Mandlikova article : Jana was 'too lazy and too laid back. She really didn't want it'
Tom Rife: Mandlikova was consumed by the game
By TOM RIFE
April 4, 2004
They all thought she would be the next Martina Navratilova.
Come to think of it, so did Hana Mandlikova.
But at the age of 28 ? and with 27 singles titles packed in her bags ? Mandlikova called it quits.
Four times a champion in Grand Slam tournaments, she had gotten her fill of professional tennis.
"I did. Physically, I still enjoyed it. But mentally, I was just totally burned out. I just couldn't mentally take it anymore," the leggy, still-cat-quick 42-year-old said Saturday at The Colony Golf & Country Club in Estero.
A resident of Delray Beach and the mother of twin toddlers, she was making a rare appearance on the court again. She was doing a favor for Naples' Johan Kriek by showing off some of her still-classic strokes in the Johan Kriek Classic for Kids charity event.
Though her own person in all respects, Mandlikova never was able to fully emerge from Navratilova's shadow.
She at one point made it to No. 2 in the world, and she left the game ranked No. 14. Of the 567 singles matches she won, Mandlikova was victorious just seven times in her 30 head-to-head encounters with Martina.
Ironically, four of those seven victories came in Grand Slam events (once at Wimbledon, once in the Australian Open and twice in the U.S. Open).

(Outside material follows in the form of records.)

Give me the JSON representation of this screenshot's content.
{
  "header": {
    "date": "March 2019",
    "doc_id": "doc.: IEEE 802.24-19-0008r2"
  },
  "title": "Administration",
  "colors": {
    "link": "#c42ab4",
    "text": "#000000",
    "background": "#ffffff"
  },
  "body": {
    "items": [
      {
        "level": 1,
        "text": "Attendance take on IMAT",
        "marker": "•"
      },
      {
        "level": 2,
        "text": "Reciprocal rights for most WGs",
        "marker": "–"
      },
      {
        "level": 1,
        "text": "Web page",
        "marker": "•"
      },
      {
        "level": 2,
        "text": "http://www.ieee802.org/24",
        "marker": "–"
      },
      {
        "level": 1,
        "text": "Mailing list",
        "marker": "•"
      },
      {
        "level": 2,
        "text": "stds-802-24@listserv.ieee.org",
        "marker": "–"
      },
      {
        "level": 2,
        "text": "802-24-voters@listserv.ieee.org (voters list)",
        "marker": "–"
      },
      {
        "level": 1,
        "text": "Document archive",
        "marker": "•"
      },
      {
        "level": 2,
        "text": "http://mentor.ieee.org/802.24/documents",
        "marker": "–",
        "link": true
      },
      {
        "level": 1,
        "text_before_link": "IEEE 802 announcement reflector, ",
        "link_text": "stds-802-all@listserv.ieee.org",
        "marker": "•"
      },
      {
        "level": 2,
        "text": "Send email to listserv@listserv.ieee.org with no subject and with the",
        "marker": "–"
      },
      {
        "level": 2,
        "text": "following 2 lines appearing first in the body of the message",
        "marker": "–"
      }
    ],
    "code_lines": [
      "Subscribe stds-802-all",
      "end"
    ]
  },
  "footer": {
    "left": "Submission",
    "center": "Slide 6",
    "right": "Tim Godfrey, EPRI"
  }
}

"I always had good matches with her," Hana said of her rival. "I enjoyed playing her very much. I did get pumped up when I played her. That's why you're a champion. That's what separates you from the others," Mandlikova went on.
"You have to know when to lift the level of your game up. I always in the finals against her felt I had nothing to lose. I just went all-out. If you want to achieve big things, you have to do that."
Mandlikova seized 15 doubles championships as well as a pro, ultimately banking $3,340,959 in winnings. She captained the Fed Cup team for her native Czech Republic, playing on three championship teams.
Immediately after calling an end to her career as a player, Mandlikova spent the next nine years coaching Jana Novotna.
While her accomplishments were many, Mandlikova readily admits that at times, she was her own worst enemy.
"I was totally consumed. If I think back, if I would have taken it a little bit easier on myself, I would probably have achieved much more than I did. I just wanted it too much. I put too much pressure on myself," she said.
"Jana was totally the other way. I had to put the fire in her butt because she was too lazy and too laid back. She really didn't want it. I had to put everything in her hands. We were different personalities. It was a hard job, I can tell you that."
While Mandlikova teamed up with Kriek for Saturday's mixed doubles exhibition, the man across the net as Brenda Schultz-McCarthy's mixed doubles partner for the afternoon, had some thoughts of his own regarding Hana's ability.
Pavel Slozil, the former coach of Steffi Graf who now teaches tennis locally at the World Tennis Center, lived in Prague and monitored Mandlikova's progress from the time she was 13 years old. He was close to her mother and father.
"She was always the most talented player from our country. I think she could produce better shots, fancy shots," Slozil said. "I think Martina was a hard-working player with a good serve-and-volley and athleticism. Hana was a shotmaker. It showed because she was able to play on all kinds of surfaces even though she did not win Wimbledon."
Mandlikova carries no haunting regrets about a pro career than began in 1978 and ended in 1990. In 1994, she was inducted into the International Tennis Hall of Fame.
"All I do, I do with my heart," she said. "Now I feel totally at peace with what I did in the past.
I don't want to change anything."
Interesting to hear Hana say it was a hard job coaching Jana and how Jana did not really want it. Jana had such great touch and was very naturally talented yet someone like my favourite player Arantxa just had the want and determination to win and look how their career stats ended up. I wonder if Jana had been a bit more determined she would have achieved more, even with her famous nerves. I wonder what Jana thinks about Hana's quote - 'I had put everything in her hands'.
Also this article is filled with people talking about how talented and gifted Hana was and she had a great career, winning 4 Slams. No one really talks about how 'gifted' Arantxa was and she won 4 Slams. People focus more on Arantxa's fighting ability. But with everyone praising Hana like this and winning 4 Slams, did she underachieve? Is it even possible to say someone who won 4 Slams underachieved? Or did Arantxa maybe overachieve against expectations?